Michael Kirk, co-founder of prominent D.C. litigation boutique Cooper & Kirk, is a successful generalist litigator. But he is also the leading lawyer when it comes to suing the government over promises it made to manufacturers during the Second World War. In fact, in this lucrative but little-known area, he is likely the sole member of a bar association of one.

As America was entering the Second World War, the federal government turned to private industry to furnish its military with the equipment it needed to fight Germany and its Axis of allies.

Companies had to concentrate on maximizing their output, often at the expense of environmental concerns such as pollution. In return, the federal government indemnified manufacturers from the costs of cleanup and future liability. But decades later, when the harm of these activities was realized, the government was reluctant to honor those indemnities, said Kirk.

“The first one of these cases came in the 1990s, concerning a contract with Ford to manufacturer bombers at a plant in Willow Creek, Michigan. And I’ve had several cases on behalf of oil companies,” said Kirk.

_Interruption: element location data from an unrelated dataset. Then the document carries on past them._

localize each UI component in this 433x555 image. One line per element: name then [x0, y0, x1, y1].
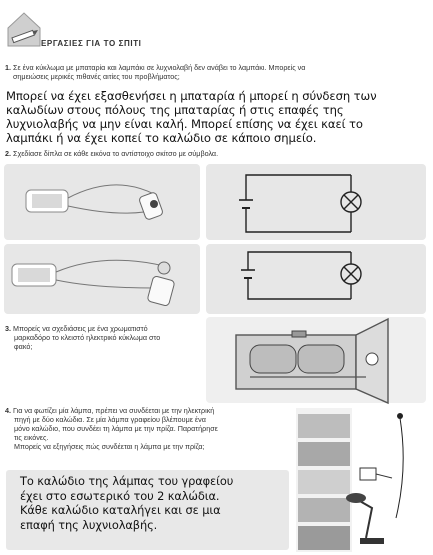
task4-answer-line: επαφή της λυχνιολαβής.: [20, 517, 158, 532]
task4-prompt-line: Μπορείς να εξηγήσεις πώς συνδέεται η λάμπα με την πρίζα;: [14, 442, 205, 451]
task4-answer-box: [6, 470, 289, 550]
circuit-diagram-2: [206, 244, 426, 314]
battery-photo-icon: [4, 244, 200, 314]
task3-prompt: [5, 324, 205, 351]
flashlight-panel: [206, 317, 426, 403]
task4-answer-line: Το καλώδιο της λάμπας του γραφείου: [20, 474, 234, 488]
header: [4, 10, 204, 50]
task2-number: 2.: [5, 149, 11, 158]
task4-prompt-line: τις εικόνες.: [14, 433, 49, 442]
task4-prompt: [5, 406, 295, 451]
flashlight-icon: [206, 317, 426, 403]
task1-answer: [6, 89, 431, 145]
task1-answer-line: Μπορεί να έχει εξασθενήσει η μπαταρία ή μπορεί η σύνδεση των: [6, 89, 377, 103]
page-title: ΕΡΓΑΣΙΕΣ ΓΙΑ ΤΟ ΣΠΙΤΙ: [41, 39, 142, 48]
task3-prompt-line: φακό;: [14, 342, 33, 351]
task4-answer-line: έχει στο εσωτερικό του 2 καλώδια.: [20, 488, 220, 503]
task4-prompt-line: πηγή με δύο καλώδια. Σε μία λάμπα γραφείου βλέπουμε ένα: [14, 415, 206, 424]
desk-lamp-icon: [296, 408, 426, 552]
symbol-panel-1: [206, 164, 426, 240]
photo-circuit-2: [4, 244, 200, 314]
photo-circuit-1: [4, 164, 200, 240]
task3-number: 3.: [5, 324, 11, 333]
task4-prompt-line: μόνο καλώδιο, που συνδέει τη λάμπα με την πρίζα. Παρατήρησε: [14, 424, 218, 433]
task1-answer-line: καλωδίων στους πόλους της μπαταρίας ή στις επαφές της: [6, 103, 344, 117]
task1-answer-line: λαμπάκι ή να έχει κοπεί το καλώδιο σε κάποιο σημείο.: [6, 131, 317, 145]
circuit-diagram-1: [206, 164, 426, 240]
task1-prompt: [5, 63, 429, 81]
task1-answer-line: λυχνιολαβής να μην είναι καλή. Μπορεί επίσης να έχει καεί το: [6, 117, 363, 131]
task1-prompt-line2: σημειώσεις μερικές πιθανές αιτίες του προβλήματος;: [13, 72, 180, 81]
task4-number: 4.: [5, 406, 11, 415]
task1-number: 1.: [5, 63, 11, 72]
task1-prompt-line1: Σε ένα κύκλωμα με μπαταρία και λαμπάκι σε λυχνιολαβή δεν ανάβει το λαμπάκι. Μπορείς να: [13, 63, 306, 72]
task2-prompt-text: Σχεδίασε δίπλα σε κάθε εικόνα το αντίστοιχο σκίτσο με σύμβολα.: [13, 149, 219, 158]
pencil-house-icon: [4, 10, 44, 50]
task4-prompt-line: Για να φωτίζει μία λάμπα, πρέπει να συνδέεται με την ηλεκτρική: [13, 406, 215, 415]
task4-answer-line: Κάθε καλώδιο καταλήγει και σε μια: [20, 503, 221, 517]
task2-prompt: [5, 149, 429, 158]
symbol-panel-2: [206, 244, 426, 314]
battery-photo-icon: [4, 164, 200, 240]
desk-lamp-photo: [296, 408, 426, 552]
task3-prompt-line: μαρκαδόρο το κλειστό ηλεκτρικό κύκλωμα στο: [14, 333, 161, 342]
task3-prompt-line: Μπορείς να σχεδιάσεις με ένα χρωματιστό: [13, 324, 148, 333]
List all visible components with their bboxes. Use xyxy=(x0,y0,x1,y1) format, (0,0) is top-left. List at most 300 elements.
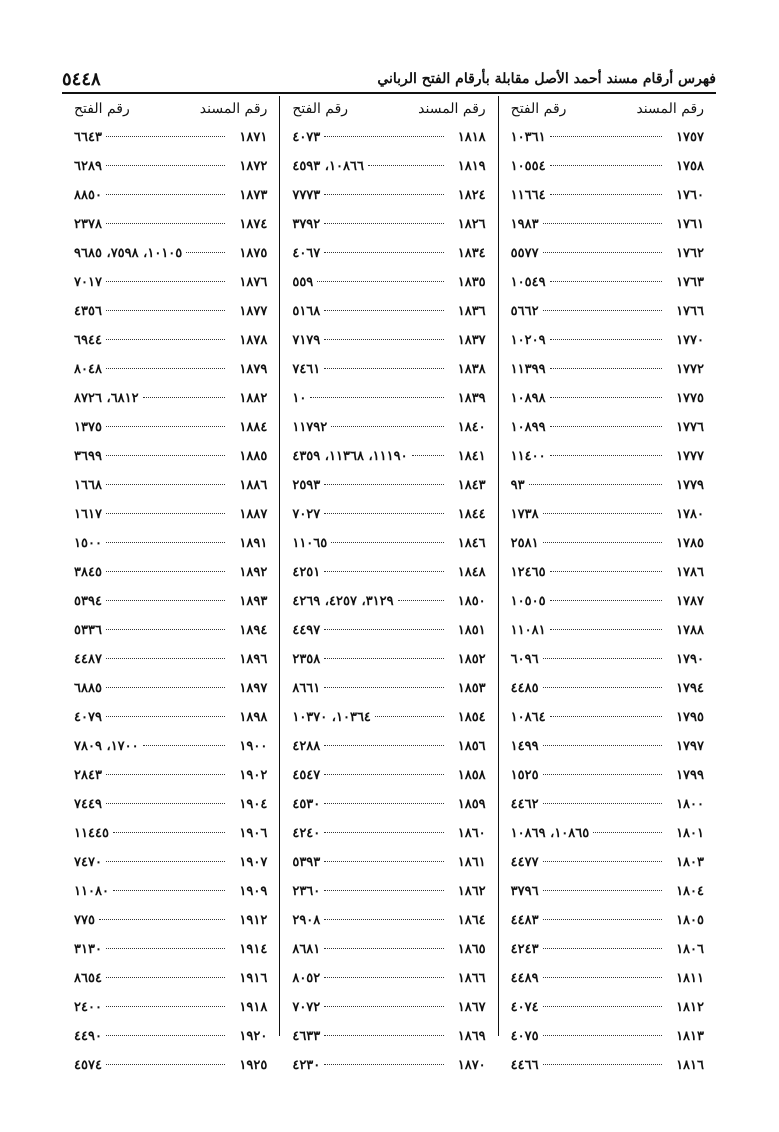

The fast production of B-29s resulted in an environmental hazard in Willow Creek that lasted for decades. In the 1990s, the government expected Kirk’s client to pay for the clean-up and pay heavy fines for the pollution—forgetting the indemnification it had provided 40 years earlier.

Such cases, from different clients with similar wartime indemnities, have kept Kirk busy for more than 20 years. Each win brings another referral from another company that has found itself in the same situation.

“And these cases last a long time,” said Kirk, explaining that the government never settles “even if they know they can’t win.” Even once they have lost, the government can spend years quibbling over the bill in the U.S. Court of Federal Claims, he said.

“It’s very frustrating for the clients,” said Kirk. “But there’s no alternative but to keep fighting.”

Hamish Hume also worked on the Ford case when he was a young lawyer at Cooper & Kirk.

“I did a lot of work in the Court of Federal Claims when I was there,” said Hume, who has been at Boies Schiller Flexner’s Washington office for the past 17 years.

Forging New Frontiers

Hamish P. M. Hume of Boies Schiller Flexner.Courtesy photo

Hume, a generalist litigator, thinks his time at Cooper & Kirk—as well as his early career as a tax lawyer—has given him a certain appreciation for the niche.

Data analytics company Palantir had developed a successful product that it was selling to private industry and wanted to sell it to the government. But the government had a policy of only developing its own solutions from scratch, rather than buying products that were already in the commercial markets. Palantir was a Boies Schiller client who was looking for a litigator who knew this niche area of the law.

“In 1996, Congress had passed a statute saying government agencies had to give a preference to commercially available items—things the private sector had already developed—rather than designing bespoke products,” Hume explained, adding that the law was enacted after years of Pentagon waste. “Think $800 hammer.”

But the law had been largely ignored by the government and never been cited in a bid protest. Meanwhile, the federal government simply continued issuing tenders for designs from scratch, rather than purchases of existing solutions.

“We used the statute to invalidate a solicitation issued by the U.S. Army,” said Hume.

Since then, Hume has become the go-to lawyer in D.C. for companies wanting to challenge the government over this very particular bid protest.

“It doesn’t matter how broad your practice is, if you look hard enough and have a good understanding of the law, you can find these niches and make them your own,” said Hume.